The World In Your Window, directed and written by Zoe McIntosh. (New Zealand) – North American Premiere. Squeezed into a tiny caravan, eight-year-old Jesse and his grief-stricken father are in limbo, existing more than living – until an accidental friendship with a V8-driving transsexual unlocks the means for Jesse to liberate his father and himself.
Iron Hands (铁手), directed and written by Johnson Cheng. (USA, China) – World Premiere. As a 12-year-old girl prepares for her final test trying out for the traditionally all-boys Chinese youth Olympic weightlifting team, she makes an unlikely connection with the gym’s reclusive groundskeeper. In Chinese with subtitles.
The Escape, directed and written by Paul Franklin. (U.K.) – World Premiere. The Escape asks whether one day we’ll all dream of ordinary lives via the story of Lambert, a normal man who, out of his element in a dangerous part of town, negotiates with the mysterious Kellan for the chance to escape into a fantasy of his own choosing.
The Foster Portfolio, directed and written by Danielle Katvan, written by Danielle Katvan. (USA) – World Premiere. Based on the original short story by Kurt Vonnegut, Jr., The Foster Portfolio is an offbeat mid-century tale about a rookie investment counselor who discovers that his penniless client is hiding a million-dollar inheritance in order to conceal a strange double life.
Tribeca/ESPN Sports Film Festival: Sports Shorts, Sponsored by Mohegan Sun
A spectrum of stories, styles, and sports, this collection of athletically-minded short films will take audiences on a decades-spanning journey through some of the most unexpected and entertaining tales from sports legends and amateurs alike.
The Amazing Adventures of Wally and the Worm, directed by Colin Hanks. (USA) – New York Premiere.
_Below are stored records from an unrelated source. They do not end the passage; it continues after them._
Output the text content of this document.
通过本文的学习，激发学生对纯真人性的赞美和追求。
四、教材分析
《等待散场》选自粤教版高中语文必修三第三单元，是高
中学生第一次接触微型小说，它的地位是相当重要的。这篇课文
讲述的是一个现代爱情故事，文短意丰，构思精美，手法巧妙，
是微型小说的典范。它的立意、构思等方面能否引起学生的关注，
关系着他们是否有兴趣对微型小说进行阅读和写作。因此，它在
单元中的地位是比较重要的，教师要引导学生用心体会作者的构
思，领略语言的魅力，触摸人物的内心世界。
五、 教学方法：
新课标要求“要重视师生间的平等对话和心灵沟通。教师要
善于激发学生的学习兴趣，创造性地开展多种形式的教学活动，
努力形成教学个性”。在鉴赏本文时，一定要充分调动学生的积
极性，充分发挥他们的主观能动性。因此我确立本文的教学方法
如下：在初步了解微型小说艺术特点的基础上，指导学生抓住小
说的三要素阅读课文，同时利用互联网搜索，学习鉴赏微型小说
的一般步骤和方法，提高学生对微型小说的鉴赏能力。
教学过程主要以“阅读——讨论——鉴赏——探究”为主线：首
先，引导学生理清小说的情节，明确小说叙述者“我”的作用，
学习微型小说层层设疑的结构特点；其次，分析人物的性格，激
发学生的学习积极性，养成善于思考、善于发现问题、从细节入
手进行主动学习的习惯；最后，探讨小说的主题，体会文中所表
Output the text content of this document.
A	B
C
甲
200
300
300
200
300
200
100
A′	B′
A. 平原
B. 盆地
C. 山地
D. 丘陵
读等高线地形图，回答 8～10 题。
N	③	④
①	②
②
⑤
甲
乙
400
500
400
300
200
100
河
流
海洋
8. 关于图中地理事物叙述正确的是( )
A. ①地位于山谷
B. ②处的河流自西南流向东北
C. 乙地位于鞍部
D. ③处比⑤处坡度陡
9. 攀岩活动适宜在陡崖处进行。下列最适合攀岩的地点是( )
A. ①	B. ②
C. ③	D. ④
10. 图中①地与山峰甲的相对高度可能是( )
When Dennis Rodman hurts his knee with four weeks to go in the Chicago Bulls ’96-’97 NBA championship season, young assistant trainer Wally Blasé is assigned to oversee his rehab, and the two forge a close friendship over 10 wild days of fast living recounted by director Colin Hanks through animation and first-person confessions.
Bump & Spike, directed by Michael Jacobs. (USA) – World Premiere. The spectacular rise and fall of the International Professional Volleyball Association, which existed between 1975–1980 complete with “party lifestyle,” rocking arena matches and stars on the court and in the stands, is chronicled in this Michael Jacobs-directed film.
The Counterfeiter, directed by Brian Biegel. (USA) – World Premiere. Featuring actual wiretapped phone calls and surveillance video, this film explores how the FBI brought down the largest counterfeit operation in U.S. history during the summer of 1998, thanks to the help of some major league baseball players.
Revolution in the Ring, directed by Jason Sklaver. (USA) – World Premiere. The story of Cuban boxer Teofilo Stevenson, who in 1962 chose to stay in his home country rather than defect, this film examines through the lens of Cuban-American politics how his life and the life of the Cuban people were dramatically altered by the embargo. In English, Spanish with subtitles.
Run Mama Run, directed by Daniele Anastasion. (USA) – World Premiere. Run Mama Run is an examination of motherhood and athleticism through the eyes of Sarah Brown, an elite track athlete who will continue to train through pregnancy and postpartum with help of her trainer and husband Darren Brown.